Chicken Liver Mousse with Pastrami-Onion Jam and Rye Toast. Photo by Mike Persico. 


Philadephia has a rich Jewish history -- and it's been made richer by chef Michael Solomonov's family of Jewish/Israeli-oriented restaurants. Abe Fisher is where executive chef Yehuda Sichel turns traditional ideas of American Jewish cooking on their heads, and where he's created what can only be described as "Nouvelle Ashkenazy." This version of the classic chopped chicken liver is as creamy as can be -- as light as a French pate, enhanced by the salty sweetness of the pastrami-onion jam. Shmear it on toast and you're done.

By Yehuda Sichel

Serves 6-8 as an appetizer.
For the Chicken Liver Mousse:  

6 oz chicken stock
1 lb chicken livers, seared
5  tbsp rendered chicken fat (also known as schmaltz) *

½ cup onions that have been caramelized
¼ cup gribenes (Yiddish for crisped chicken skins) *
2 hard boiled eggs

Combine 4 oz of chicken stock and the remaining ingredients in a food processor and process until completely smooth. If the mixture seems too thick, add additional chicken stock as necessary. Pass the mousse through a fine sieve pressing down with a spatula. Let the mousse cool in the refrigerator overnight.

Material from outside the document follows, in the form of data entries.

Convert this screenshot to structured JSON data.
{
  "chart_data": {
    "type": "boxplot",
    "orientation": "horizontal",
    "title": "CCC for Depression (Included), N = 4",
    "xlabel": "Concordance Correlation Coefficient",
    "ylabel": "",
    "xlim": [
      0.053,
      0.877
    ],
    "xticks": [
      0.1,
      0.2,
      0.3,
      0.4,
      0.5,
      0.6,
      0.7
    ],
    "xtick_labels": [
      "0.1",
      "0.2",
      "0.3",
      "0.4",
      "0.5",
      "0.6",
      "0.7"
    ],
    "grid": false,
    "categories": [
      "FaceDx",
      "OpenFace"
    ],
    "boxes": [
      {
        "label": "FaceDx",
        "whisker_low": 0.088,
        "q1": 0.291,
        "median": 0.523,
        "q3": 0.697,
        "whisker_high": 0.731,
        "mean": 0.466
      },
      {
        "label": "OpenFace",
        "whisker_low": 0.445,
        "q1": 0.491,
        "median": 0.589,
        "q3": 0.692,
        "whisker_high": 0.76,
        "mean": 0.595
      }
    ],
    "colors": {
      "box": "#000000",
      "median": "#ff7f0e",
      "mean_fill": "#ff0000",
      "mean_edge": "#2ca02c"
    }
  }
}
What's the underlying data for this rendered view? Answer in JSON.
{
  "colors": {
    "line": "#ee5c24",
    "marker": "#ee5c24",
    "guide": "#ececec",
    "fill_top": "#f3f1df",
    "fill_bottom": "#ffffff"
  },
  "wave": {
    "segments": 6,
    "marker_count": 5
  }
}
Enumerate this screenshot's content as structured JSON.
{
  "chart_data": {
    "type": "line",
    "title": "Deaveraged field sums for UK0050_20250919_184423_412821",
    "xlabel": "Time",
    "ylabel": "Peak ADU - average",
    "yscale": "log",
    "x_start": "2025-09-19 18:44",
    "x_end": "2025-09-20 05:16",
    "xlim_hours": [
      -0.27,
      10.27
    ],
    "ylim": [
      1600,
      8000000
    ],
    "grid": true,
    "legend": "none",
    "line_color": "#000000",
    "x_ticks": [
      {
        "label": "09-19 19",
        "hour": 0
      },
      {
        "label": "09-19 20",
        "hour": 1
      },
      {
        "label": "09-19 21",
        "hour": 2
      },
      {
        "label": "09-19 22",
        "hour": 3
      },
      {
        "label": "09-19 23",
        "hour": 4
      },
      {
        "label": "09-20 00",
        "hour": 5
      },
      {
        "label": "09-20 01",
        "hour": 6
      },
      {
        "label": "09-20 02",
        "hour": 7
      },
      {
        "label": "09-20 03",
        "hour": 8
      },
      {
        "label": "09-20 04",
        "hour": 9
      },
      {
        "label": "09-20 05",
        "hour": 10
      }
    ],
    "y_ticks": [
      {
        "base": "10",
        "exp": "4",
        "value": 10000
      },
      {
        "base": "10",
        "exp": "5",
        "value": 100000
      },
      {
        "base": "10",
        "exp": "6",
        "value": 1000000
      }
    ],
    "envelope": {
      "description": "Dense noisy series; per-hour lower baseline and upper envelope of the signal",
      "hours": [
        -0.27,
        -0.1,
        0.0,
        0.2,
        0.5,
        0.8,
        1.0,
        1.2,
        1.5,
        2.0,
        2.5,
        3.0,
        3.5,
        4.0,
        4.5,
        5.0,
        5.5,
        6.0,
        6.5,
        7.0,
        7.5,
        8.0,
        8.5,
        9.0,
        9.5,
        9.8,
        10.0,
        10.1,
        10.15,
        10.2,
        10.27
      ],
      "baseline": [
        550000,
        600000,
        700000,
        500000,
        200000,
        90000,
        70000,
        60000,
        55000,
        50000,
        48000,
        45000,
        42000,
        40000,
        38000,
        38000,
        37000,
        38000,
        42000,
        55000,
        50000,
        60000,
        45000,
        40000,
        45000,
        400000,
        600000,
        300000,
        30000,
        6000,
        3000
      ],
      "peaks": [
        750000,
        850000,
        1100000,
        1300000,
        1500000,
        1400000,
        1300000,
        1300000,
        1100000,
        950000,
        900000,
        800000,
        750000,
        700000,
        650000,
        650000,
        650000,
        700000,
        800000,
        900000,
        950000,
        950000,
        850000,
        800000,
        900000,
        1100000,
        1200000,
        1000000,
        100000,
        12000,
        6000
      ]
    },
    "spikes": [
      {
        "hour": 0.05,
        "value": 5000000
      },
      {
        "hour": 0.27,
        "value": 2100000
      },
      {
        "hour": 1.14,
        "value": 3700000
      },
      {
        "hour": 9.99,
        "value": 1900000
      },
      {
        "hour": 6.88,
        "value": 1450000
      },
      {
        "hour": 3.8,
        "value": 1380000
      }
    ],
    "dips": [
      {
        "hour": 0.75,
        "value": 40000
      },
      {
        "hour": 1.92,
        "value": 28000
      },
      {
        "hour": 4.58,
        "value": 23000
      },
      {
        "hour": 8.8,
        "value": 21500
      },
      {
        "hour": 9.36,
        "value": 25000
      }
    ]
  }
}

For the Pastrami Onion Jam:

¼ lb pastrami, roughly chopped
1 large red onion, diced
2 tbsp honey
1 oz sherry vinegar 

Place diced pastrami in the food processor and pulse until coarse. Preheat a small sauté pan on low heat. Place the ground pastrami and onion in the pan and cook on low heat stirring frequently until onions are completely translucent. Add the vinegar and honey, and cook until deeply caramelized and the liquid has evaporated.
Serve the mousse and pastrami onion jam with thick-cut, toasted rye bread that has been spread with schmaltz.
* NOTE: Schmaltz is rendered chicken fat. It is sometimes available in the supermarket, but you can make your own by rendering chicken skins over low heat with a splash of water (and often chopped onions). Once the skins have been fully rendered, you are left with golden schmaltz and crispy, crackling chicken skins known as gribenes. You can just as easily substitute butter in place of schmaltz, and the gribenes are optional.